Promises to keep

I have promises to keep.

My little horse just needs some rest. I feed him oats. I listen to his voice.

My horse, we still have miles to go before it’s time to sleep.

It’s getting dark, but how could you know that properties belongs to someone else. To someone who dislikes us passing through.

I have promises to keep.

My little horse you are my friend, not like my wife who left and whose footsteps we have followed here.

My shotgun is my friend, and revenge is almost mine.

We have miles to go before we catch the bitch.

The first I thought about when I saw the picture was Robert Frost’s poem Stopping by Woods on a Snowy Evening. I have always wondered why he would be out and sneaking past the village with his horse so I added a sinister twist to the narrative.

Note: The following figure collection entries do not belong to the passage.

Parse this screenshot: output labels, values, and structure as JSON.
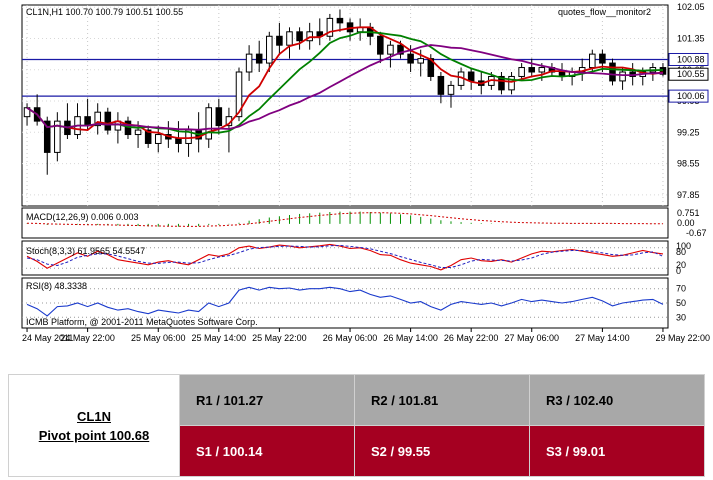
{
  "chart_data": {
    "type": "candlestick",
    "header": "CL1N,H1  100.70 100.79 100.51 100.55",
    "indicator_name": "quotes_flow__monitor2",
    "watermark": "ICMB Platform, @ 2001-2011 MetaQuotes Software Corp.",
    "price_axis": {
      "ylim": [
        97.6,
        102.1
      ],
      "ticks": [
        "102.05",
        "101.35",
        "100.65",
        "99.95",
        "99.25",
        "98.55",
        "97.85"
      ],
      "lines": [
        {
          "value": 100.88,
          "label": "100.88",
          "color": "#1a1aa6"
        },
        {
          "value": 100.06,
          "label": "100.06",
          "color": "#1a1aa6"
        }
      ],
      "current_price": {
        "value": 100.55,
        "label": "100.55"
      }
    },
    "x_ticks": [
      "24 May 2011",
      "24 May 22:00",
      "25 May 06:00",
      "25 May 14:00",
      "25 May 22:00",
      "26 May 06:00",
      "26 May 14:00",
      "26 May 22:00",
      "27 May 06:00",
      "27 May 14:00",
      "29 May 22:00"
    ],
    "ohlc": [
      [
        99.6,
        99.9,
        99.4,
        99.8
      ],
      [
        99.8,
        100.1,
        99.4,
        99.5
      ],
      [
        99.5,
        99.6,
        98.3,
        98.8
      ],
      [
        98.8,
        99.7,
        98.6,
        99.5
      ],
      [
        99.5,
        99.9,
        99.1,
        99.2
      ],
      [
        99.2,
        99.9,
        99.1,
        99.6
      ],
      [
        99.6,
        100.0,
        99.3,
        99.4
      ],
      [
        99.4,
        99.9,
        99.2,
        99.7
      ],
      [
        99.7,
        99.8,
        99.2,
        99.3
      ],
      [
        99.3,
        99.7,
        99.0,
        99.5
      ],
      [
        99.5,
        99.6,
        99.1,
        99.2
      ],
      [
        99.2,
        99.5,
        98.9,
        99.3
      ],
      [
        99.3,
        99.4,
        98.9,
        99.0
      ],
      [
        99.0,
        99.4,
        98.8,
        99.2
      ],
      [
        99.2,
        99.5,
        98.9,
        99.1
      ],
      [
        99.1,
        99.5,
        98.8,
        99.0
      ],
      [
        99.0,
        99.4,
        98.7,
        99.3
      ],
      [
        99.3,
        99.7,
        98.8,
        99.1
      ],
      [
        99.1,
        99.9,
        98.9,
        99.8
      ],
      [
        99.8,
        100.0,
        99.2,
        99.4
      ],
      [
        99.4,
        99.8,
        98.8,
        99.6
      ],
      [
        99.6,
        100.7,
        99.5,
        100.6
      ],
      [
        100.6,
        101.2,
        100.4,
        101.0
      ],
      [
        101.0,
        101.3,
        100.6,
        100.8
      ],
      [
        100.8,
        101.5,
        100.6,
        101.4
      ],
      [
        101.4,
        101.7,
        101.0,
        101.2
      ],
      [
        101.2,
        101.6,
        100.9,
        101.5
      ],
      [
        101.5,
        101.6,
        101.1,
        101.3
      ],
      [
        101.3,
        101.7,
        101.1,
        101.5
      ],
      [
        101.5,
        101.8,
        101.2,
        101.4
      ],
      [
        101.4,
        101.9,
        101.3,
        101.8
      ],
      [
        101.8,
        102.0,
        101.5,
        101.7
      ],
      [
        101.7,
        101.8,
        101.3,
        101.5
      ],
      [
        101.5,
        101.8,
        101.3,
        101.6
      ],
      [
        101.6,
        101.7,
        101.2,
        101.4
      ],
      [
        101.4,
        101.5,
        100.8,
        101.0
      ],
      [
        101.0,
        101.3,
        100.7,
        101.2
      ],
      [
        101.2,
        101.3,
        100.9,
        101.0
      ],
      [
        101.0,
        101.2,
        100.6,
        100.8
      ],
      [
        100.8,
        101.1,
        100.5,
        100.9
      ],
      [
        100.9,
        101.0,
        100.4,
        100.5
      ],
      [
        100.5,
        100.6,
        99.9,
        100.1
      ],
      [
        100.1,
        100.4,
        99.8,
        100.3
      ],
      [
        100.3,
        100.7,
        100.2,
        100.6
      ],
      [
        100.6,
        100.7,
        100.2,
        100.4
      ],
      [
        100.4,
        100.6,
        100.1,
        100.3
      ],
      [
        100.3,
        100.6,
        100.2,
        100.5
      ],
      [
        100.5,
        100.6,
        100.1,
        100.2
      ],
      [
        100.2,
        100.6,
        100.1,
        100.5
      ],
      [
        100.5,
        100.8,
        100.4,
        100.7
      ],
      [
        100.7,
        100.9,
        100.5,
        100.6
      ],
      [
        100.6,
        100.8,
        100.4,
        100.7
      ],
      [
        100.7,
        100.8,
        100.5,
        100.6
      ],
      [
        100.6,
        100.8,
        100.4,
        100.5
      ],
      [
        100.5,
        100.7,
        100.3,
        100.6
      ],
      [
        100.6,
        100.9,
        100.4,
        100.7
      ],
      [
        100.7,
        101.1,
        100.6,
        101.0
      ],
      [
        101.0,
        101.1,
        100.6,
        100.8
      ],
      [
        100.8,
        100.9,
        100.3,
        100.4
      ],
      [
        100.4,
        100.7,
        100.2,
        100.6
      ],
      [
        100.6,
        100.8,
        100.3,
        100.5
      ],
      [
        100.5,
        100.7,
        100.3,
        100.6
      ],
      [
        100.6,
        100.8,
        100.4,
        100.7
      ],
      [
        100.7,
        100.8,
        100.5,
        100.55
      ]
    ],
    "moving_averages": [
      {
        "color": "#d00000",
        "period": 5
      },
      {
        "color": "#008000",
        "period": 10
      },
      {
        "color": "#800080",
        "period": 20
      }
    ],
    "panels": {
      "macd": {
        "label": "MACD(12,26,9) 0.006 0.003",
        "ticks": [
          "0.751",
          "0.00",
          "-0.67"
        ],
        "histogram": [
          0.02,
          0.01,
          -0.05,
          -0.02,
          -0.04,
          -0.03,
          -0.05,
          -0.05,
          -0.06,
          -0.07,
          -0.09,
          -0.1,
          -0.12,
          -0.13,
          -0.12,
          -0.13,
          -0.12,
          -0.11,
          -0.05,
          -0.05,
          -0.02,
          0.05,
          0.15,
          0.22,
          0.3,
          0.36,
          0.42,
          0.47,
          0.5,
          0.53,
          0.56,
          0.58,
          0.58,
          0.58,
          0.56,
          0.53,
          0.5,
          0.45,
          0.4,
          0.33,
          0.25,
          0.17,
          0.12,
          0.08,
          0.05,
          0.03,
          0.02,
          0.01,
          0.0,
          0.0,
          0.0,
          0.01,
          0.01,
          0.01,
          0.01,
          0.01,
          0.02,
          0.02,
          0.01,
          0.01,
          0.0,
          0.0,
          0.005,
          0.006
        ],
        "signal": [
          0.03,
          0.02,
          0.0,
          -0.01,
          -0.02,
          -0.03,
          -0.04,
          -0.04,
          -0.05,
          -0.06,
          -0.07,
          -0.08,
          -0.09,
          -0.1,
          -0.11,
          -0.11,
          -0.12,
          -0.12,
          -0.1,
          -0.09,
          -0.07,
          -0.04,
          0.0,
          0.06,
          0.12,
          0.18,
          0.24,
          0.3,
          0.35,
          0.4,
          0.44,
          0.48,
          0.5,
          0.52,
          0.53,
          0.53,
          0.52,
          0.5,
          0.47,
          0.43,
          0.39,
          0.34,
          0.29,
          0.24,
          0.2,
          0.16,
          0.13,
          0.1,
          0.08,
          0.06,
          0.05,
          0.04,
          0.03,
          0.03,
          0.02,
          0.02,
          0.02,
          0.02,
          0.02,
          0.01,
          0.01,
          0.01,
          0.003,
          0.003
        ]
      },
      "stoch": {
        "label": "Stoch(8,3,3) 61.9565 54.5547",
        "ticks": [
          "100",
          "80",
          "20",
          "0"
        ],
        "main": [
          55,
          40,
          20,
          35,
          50,
          65,
          55,
          70,
          60,
          45,
          40,
          35,
          30,
          38,
          42,
          35,
          30,
          45,
          60,
          55,
          62,
          80,
          85,
          78,
          82,
          88,
          85,
          80,
          83,
          86,
          90,
          85,
          78,
          80,
          72,
          60,
          58,
          45,
          35,
          30,
          25,
          15,
          28,
          45,
          50,
          42,
          40,
          45,
          38,
          50,
          62,
          70,
          68,
          72,
          75,
          70,
          65,
          60,
          55,
          58,
          65,
          72,
          66,
          62
        ],
        "signal": [
          50,
          45,
          32,
          28,
          38,
          52,
          58,
          62,
          62,
          56,
          48,
          40,
          35,
          34,
          37,
          38,
          35,
          36,
          45,
          53,
          57,
          66,
          76,
          81,
          82,
          84,
          85,
          84,
          82,
          83,
          86,
          87,
          84,
          81,
          77,
          70,
          63,
          54,
          46,
          37,
          30,
          22,
          22,
          30,
          41,
          46,
          44,
          43,
          41,
          44,
          50,
          61,
          67,
          70,
          72,
          72,
          70,
          65,
          60,
          58,
          59,
          65,
          68,
          55
        ]
      },
      "rsi": {
        "label": "RSI(8) 48.3338",
        "ticks": [
          "70",
          "50",
          "30"
        ],
        "values": [
          48,
          42,
          32,
          45,
          46,
          50,
          45,
          50,
          44,
          40,
          42,
          38,
          35,
          40,
          38,
          36,
          40,
          38,
          50,
          45,
          50,
          68,
          72,
          68,
          72,
          70,
          71,
          68,
          70,
          70,
          72,
          70,
          66,
          68,
          62,
          58,
          60,
          55,
          50,
          52,
          45,
          40,
          48,
          52,
          50,
          48,
          50,
          46,
          50,
          55,
          52,
          54,
          52,
          50,
          52,
          55,
          58,
          53,
          46,
          50,
          52,
          54,
          55,
          48
        ]
      }
    }
  },
  "pivot_table": {
    "symbol": "CL1N",
    "pivot_label": "Pivot point 100.68",
    "resistance": [
      "R1 / 101.27",
      "R2  / 101.81",
      "R3 / 102.40"
    ],
    "support": [
      "S1 / 100.14",
      "S2 /  99.55",
      "S3 /  99.01"
    ]
  },
  "colors": {
    "resistance_bg": "#a8a8a8",
    "support_bg": "#a50021",
    "support_text": "#ffffff"
  }
}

Friday Fictioneers is run by the skilled author Rochelle Wisoff-Fields who selects the picture and set the bar (high). We mere mortals follow and do our best to come up with a 100 word story.


December 14, 2016

66 responses to “Promises to keep

  1. I am cracking up over you calling it “my little horse” and feeding it oats. 🙂 The shotgun euphemism is probably better. It sounds like you’re going to show her who’s boss by ravaging her. But I’ve probably got it all wrong.

    Clever how you tucked away that hidden “b itch.”

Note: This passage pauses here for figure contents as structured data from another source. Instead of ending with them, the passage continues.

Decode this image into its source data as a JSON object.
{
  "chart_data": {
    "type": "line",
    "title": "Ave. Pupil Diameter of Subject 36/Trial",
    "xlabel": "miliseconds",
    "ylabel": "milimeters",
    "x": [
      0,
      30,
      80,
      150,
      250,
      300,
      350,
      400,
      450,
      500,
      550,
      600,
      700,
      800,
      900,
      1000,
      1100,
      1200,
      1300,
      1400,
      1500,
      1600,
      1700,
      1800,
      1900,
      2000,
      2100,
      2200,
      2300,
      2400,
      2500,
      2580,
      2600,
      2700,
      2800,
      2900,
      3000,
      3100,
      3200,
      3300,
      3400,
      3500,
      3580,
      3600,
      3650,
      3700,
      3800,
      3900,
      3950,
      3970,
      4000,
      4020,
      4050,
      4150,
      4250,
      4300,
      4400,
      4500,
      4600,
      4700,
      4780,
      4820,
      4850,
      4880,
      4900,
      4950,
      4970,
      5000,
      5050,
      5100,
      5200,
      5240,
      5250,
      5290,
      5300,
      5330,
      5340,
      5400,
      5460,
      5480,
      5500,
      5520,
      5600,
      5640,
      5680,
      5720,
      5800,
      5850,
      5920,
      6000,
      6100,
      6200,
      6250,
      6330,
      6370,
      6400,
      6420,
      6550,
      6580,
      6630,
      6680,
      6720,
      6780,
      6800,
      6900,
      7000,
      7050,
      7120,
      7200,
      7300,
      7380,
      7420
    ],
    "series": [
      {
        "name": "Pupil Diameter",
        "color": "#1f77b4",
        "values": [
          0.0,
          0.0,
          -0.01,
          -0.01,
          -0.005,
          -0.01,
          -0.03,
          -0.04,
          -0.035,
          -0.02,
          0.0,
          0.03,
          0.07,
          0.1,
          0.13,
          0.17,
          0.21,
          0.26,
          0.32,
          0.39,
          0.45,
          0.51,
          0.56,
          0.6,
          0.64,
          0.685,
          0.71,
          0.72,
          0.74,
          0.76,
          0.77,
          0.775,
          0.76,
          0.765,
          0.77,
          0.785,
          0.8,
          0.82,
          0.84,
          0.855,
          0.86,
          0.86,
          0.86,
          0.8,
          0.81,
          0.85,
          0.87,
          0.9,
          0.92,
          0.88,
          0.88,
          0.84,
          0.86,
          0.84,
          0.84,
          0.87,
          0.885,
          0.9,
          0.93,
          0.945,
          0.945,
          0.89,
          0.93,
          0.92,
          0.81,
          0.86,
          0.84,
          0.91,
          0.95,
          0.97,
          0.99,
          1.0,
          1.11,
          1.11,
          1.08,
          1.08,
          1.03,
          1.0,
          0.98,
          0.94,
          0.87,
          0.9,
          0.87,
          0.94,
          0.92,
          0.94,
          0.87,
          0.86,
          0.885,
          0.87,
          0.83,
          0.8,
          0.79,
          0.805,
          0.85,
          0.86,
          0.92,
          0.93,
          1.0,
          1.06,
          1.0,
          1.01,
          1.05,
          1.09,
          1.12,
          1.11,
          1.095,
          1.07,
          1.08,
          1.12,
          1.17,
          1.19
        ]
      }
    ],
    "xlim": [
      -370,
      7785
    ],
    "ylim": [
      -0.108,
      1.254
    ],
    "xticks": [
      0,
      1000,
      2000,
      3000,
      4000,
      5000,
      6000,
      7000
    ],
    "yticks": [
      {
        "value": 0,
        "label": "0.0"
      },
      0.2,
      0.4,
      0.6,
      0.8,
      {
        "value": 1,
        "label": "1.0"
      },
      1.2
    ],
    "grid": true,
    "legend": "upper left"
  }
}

  2. I love that Frost poem – and the version Eric Whitacre set to music. Was listening to it earlier today, in fact. You’ve certainly put a new spin on it for me with this deceptively simple piece!

  3. Interesting to relate it to Frost. It blends as you’ve intended. Sometimes the resolve to seek justice can be very intimidating

    Hank

  4. Goodness me, so many killings among the fictioneers this week. Will there be anyone left to write about next week, or will all the authors be behind bars?!

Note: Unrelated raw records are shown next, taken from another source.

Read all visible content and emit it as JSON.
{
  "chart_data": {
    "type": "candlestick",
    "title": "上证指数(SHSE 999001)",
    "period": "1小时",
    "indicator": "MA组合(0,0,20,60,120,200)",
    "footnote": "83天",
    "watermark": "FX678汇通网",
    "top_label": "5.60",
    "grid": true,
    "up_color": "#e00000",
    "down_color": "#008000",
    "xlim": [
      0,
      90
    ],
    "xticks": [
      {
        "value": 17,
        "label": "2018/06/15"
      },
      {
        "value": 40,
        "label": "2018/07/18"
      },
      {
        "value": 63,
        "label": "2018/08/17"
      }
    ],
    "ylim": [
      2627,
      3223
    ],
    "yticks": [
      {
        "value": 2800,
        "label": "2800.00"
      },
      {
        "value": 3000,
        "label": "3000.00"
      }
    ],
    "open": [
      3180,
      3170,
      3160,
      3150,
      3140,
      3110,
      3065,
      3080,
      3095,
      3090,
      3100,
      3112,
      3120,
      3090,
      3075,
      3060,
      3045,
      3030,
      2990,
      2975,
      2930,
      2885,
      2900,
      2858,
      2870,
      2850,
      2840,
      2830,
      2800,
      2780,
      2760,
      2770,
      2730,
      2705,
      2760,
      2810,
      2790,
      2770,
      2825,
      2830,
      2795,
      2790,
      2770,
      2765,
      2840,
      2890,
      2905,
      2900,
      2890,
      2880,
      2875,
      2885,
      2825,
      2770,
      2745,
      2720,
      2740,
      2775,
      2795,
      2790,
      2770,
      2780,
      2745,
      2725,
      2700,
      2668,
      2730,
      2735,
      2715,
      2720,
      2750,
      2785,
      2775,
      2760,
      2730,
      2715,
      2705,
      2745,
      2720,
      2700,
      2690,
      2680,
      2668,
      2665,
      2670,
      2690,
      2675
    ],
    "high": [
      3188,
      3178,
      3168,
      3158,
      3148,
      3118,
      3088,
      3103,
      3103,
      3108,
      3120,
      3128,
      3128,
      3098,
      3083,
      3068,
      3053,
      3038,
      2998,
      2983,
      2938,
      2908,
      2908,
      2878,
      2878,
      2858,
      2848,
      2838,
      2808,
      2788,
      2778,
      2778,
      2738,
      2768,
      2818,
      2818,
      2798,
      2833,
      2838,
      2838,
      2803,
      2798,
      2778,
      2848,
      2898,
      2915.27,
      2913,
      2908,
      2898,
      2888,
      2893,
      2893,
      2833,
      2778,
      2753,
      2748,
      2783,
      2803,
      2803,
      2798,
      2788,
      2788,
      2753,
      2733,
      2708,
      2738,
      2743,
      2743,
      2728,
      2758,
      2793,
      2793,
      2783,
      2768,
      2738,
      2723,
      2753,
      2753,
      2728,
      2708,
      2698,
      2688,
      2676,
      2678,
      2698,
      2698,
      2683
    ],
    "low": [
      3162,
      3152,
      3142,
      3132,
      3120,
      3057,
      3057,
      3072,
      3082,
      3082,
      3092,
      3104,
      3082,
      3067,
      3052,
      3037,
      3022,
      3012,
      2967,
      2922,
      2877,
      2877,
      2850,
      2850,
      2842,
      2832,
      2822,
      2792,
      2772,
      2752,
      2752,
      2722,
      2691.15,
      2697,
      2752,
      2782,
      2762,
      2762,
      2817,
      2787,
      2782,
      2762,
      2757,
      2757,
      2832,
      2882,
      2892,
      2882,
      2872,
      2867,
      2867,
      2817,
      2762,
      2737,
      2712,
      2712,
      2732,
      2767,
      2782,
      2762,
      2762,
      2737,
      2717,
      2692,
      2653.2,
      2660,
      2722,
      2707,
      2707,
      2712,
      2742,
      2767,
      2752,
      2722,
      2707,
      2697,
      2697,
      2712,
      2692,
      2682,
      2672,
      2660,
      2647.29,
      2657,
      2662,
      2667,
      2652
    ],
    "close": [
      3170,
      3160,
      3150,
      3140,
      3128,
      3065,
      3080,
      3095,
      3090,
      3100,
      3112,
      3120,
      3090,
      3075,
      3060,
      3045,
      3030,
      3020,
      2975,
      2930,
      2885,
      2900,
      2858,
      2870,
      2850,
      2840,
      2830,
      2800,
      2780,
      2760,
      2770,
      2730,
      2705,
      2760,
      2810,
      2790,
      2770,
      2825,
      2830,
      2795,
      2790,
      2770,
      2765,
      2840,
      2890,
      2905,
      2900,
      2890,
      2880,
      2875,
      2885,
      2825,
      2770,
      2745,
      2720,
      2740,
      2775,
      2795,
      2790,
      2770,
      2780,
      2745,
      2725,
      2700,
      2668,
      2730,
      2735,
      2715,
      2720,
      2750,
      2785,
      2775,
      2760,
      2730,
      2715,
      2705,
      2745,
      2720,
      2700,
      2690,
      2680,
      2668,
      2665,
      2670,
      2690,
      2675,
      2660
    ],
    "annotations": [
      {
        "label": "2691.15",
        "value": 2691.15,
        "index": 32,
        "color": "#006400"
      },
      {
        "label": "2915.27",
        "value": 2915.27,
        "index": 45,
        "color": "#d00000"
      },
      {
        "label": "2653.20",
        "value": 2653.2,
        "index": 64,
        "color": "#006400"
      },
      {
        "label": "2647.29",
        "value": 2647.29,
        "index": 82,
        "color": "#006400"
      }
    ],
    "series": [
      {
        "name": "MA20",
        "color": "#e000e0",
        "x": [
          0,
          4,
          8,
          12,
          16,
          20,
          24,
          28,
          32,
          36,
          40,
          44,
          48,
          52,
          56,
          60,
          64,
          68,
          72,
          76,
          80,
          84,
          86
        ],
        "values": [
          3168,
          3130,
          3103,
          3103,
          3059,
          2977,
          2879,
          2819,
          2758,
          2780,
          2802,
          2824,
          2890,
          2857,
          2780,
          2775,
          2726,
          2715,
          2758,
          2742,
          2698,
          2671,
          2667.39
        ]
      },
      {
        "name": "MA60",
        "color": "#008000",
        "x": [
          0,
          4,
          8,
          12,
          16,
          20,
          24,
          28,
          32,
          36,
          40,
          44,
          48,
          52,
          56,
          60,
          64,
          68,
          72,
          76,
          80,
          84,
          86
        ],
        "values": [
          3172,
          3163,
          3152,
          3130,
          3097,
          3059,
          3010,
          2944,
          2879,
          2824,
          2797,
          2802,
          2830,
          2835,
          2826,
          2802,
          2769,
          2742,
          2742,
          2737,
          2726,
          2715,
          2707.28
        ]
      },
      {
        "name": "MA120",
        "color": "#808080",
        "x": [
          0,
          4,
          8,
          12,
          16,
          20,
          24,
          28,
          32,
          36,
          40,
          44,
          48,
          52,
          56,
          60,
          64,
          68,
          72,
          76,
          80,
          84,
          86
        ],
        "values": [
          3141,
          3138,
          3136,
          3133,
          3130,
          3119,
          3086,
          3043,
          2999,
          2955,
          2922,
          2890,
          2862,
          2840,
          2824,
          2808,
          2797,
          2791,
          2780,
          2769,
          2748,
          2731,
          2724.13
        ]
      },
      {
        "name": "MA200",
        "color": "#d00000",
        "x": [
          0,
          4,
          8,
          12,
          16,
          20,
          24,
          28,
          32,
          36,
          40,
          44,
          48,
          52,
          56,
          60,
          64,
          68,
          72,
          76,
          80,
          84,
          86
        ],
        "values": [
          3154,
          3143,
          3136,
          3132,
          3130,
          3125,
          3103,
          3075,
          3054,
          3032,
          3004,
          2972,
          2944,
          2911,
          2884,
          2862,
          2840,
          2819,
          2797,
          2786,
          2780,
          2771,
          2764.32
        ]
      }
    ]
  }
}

  5. Whoa, that started so peaceful and lovely and what an ending. I can see the madness shine out of this man’s eyes. Great twisting of the poem, Björn.

  6. Of course, he might be intending to kill the “bitch” (after seeing to his itch), and then kill the horse, and finally himself! But probably he intends to tie her up in an old sack, so the poor horse will die of exhaustion having to carry the warring couple back home. Either way, I’m feeling the most sorry for the horse D:
    Well done. An excellent take on the Robert Frost poem.

  7. I memorized this poem as a child, and still say it to my kids, so many times when we’re in the forest. Love it. You have taken this to such a very different and dark place, Björn; I love it!